06:37 Les agriculteurs français gagnent plus d'argent aujourd'hui qu'il y a un an ?
06:40 En tous les cas, la non-négociabilité de la matière première agricole a redonné effectivement
06:45 des marges de manœuvre.
06:47 Ce que je veux expliquer à vos auditeurs, c'est que quand ils ont 100 euros de disponibles,
06:53 c'est seulement 13% qui est consacré à l'alimentation.
06:56 C'était près de 30% dans les années 70 et ça n'est pas tenable pour les agriculteurs.
07:00 Donc les français consacrent davantage d'argent à leur nourriture ?
07:03 Absolument.
07:04 Une nourriture de meilleure qualité.
07:06 Et on a en ce moment une forte inflation qui a conduit à une baisse de la consommation.
07:11 Donc il faut qu'on trouve l'équilibre pour que le consommateur puisse consommer des
07:15 produits de qualité, des produits français et faire en sorte que l'agriculteur puisse vivre.
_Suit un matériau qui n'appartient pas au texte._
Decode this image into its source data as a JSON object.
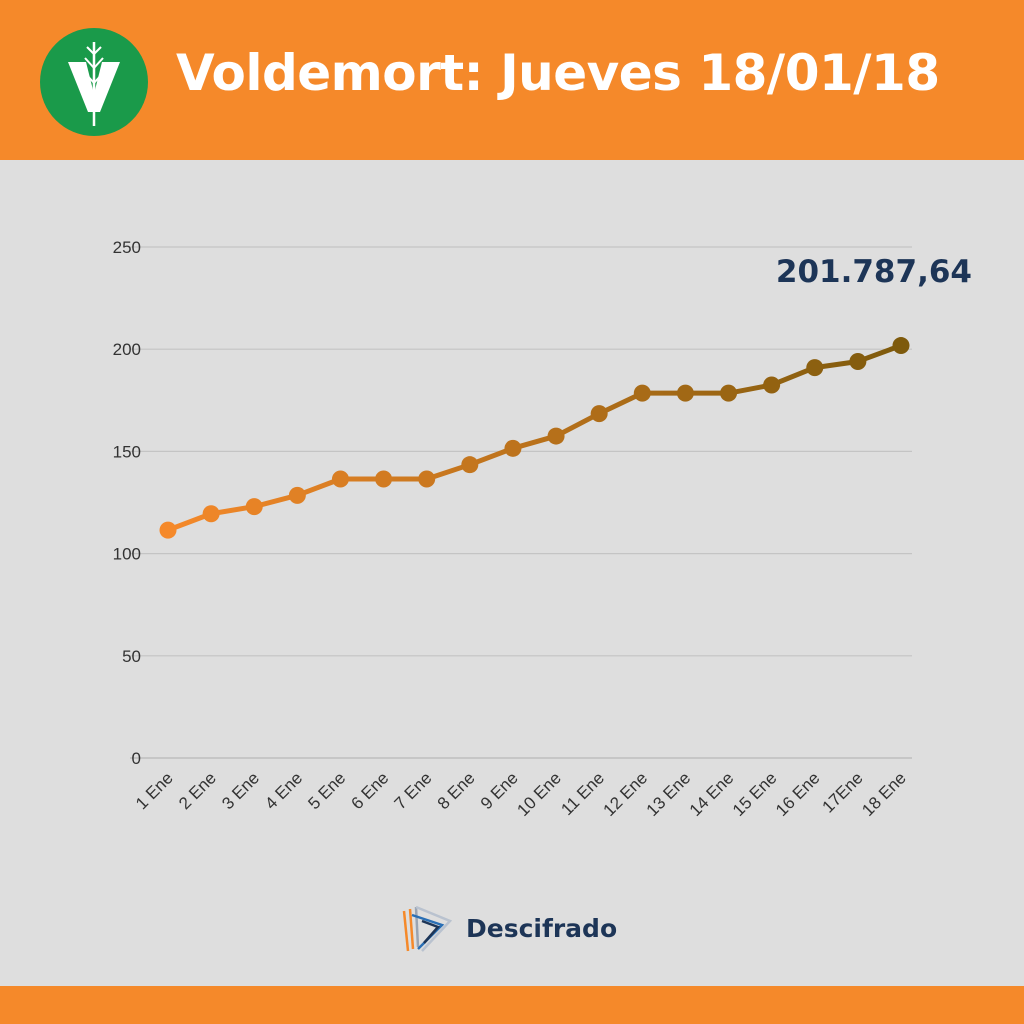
{
  "header": {
    "title": "Voldemort: Jueves 18/01/18",
    "logo_letter": "V",
    "logo_color": "#1a9a4a",
    "background_color": "#f5892a"
  },
  "chart_data": {
    "type": "line",
    "title": "Voldemort: Jueves 18/01/18",
    "xlabel": "",
    "ylabel": "",
    "categories": [
      "1 Ene",
      "2 Ene",
      "3 Ene",
      "4 Ene",
      "5 Ene",
      "6 Ene",
      "7 Ene",
      "8 Ene",
      "9 Ene",
      "10 Ene",
      "11 Ene",
      "12 Ene",
      "13 Ene",
      "14 Ene",
      "15 Ene",
      "16 Ene",
      "17Ene",
      "18 Ene"
    ],
    "values": [
      111.5,
      119.5,
      123,
      128.5,
      136.5,
      136.5,
      136.5,
      143.5,
      151.5,
      157.5,
      168.5,
      178.5,
      178.5,
      178.5,
      182.5,
      191,
      194,
      201.79
    ],
    "ylim": [
      0,
      250
    ],
    "yticks": [
      0,
      50,
      100,
      150,
      200,
      250
    ],
    "grid": true,
    "legend": "none",
    "annotation": "201.787,64",
    "colors": {
      "start": "#f5892a",
      "end": "#7e5a0c",
      "annotation": "#1d3557"
    }
  },
  "brand": {
    "name": "Descifrado"
  }
}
07:18 Dans le contexte actuel, on ne peut pas blâmer des consommateurs d'aller vers l'étiquette
07:21 qui est la plus basse ?
07:23 Oui, on le comprend très bien et on l'observe.
07:25 Mais il faut qu'on soit conscient que cette nourriture à bas coût, c'est une nourriture
07:28 qui vient de l'extérieur et nous on dit "n'importons pas l'alimentation dont nous ne voulons pas".
07:32 Donc il faut produire plus ?
07:34 Il faut en tous les cas reprendre les parts de marché.
07:38 L'objectif que nous nous sommes fixés à l'FNSEA, c'est de faire en sorte que dans
07:40 l'assiette des français d'ici trois ans, on ait inversé cette courbe de l'importation.
07:44 Donc plus de volume ?
07:45 Non, pas nécessairement plus de volume.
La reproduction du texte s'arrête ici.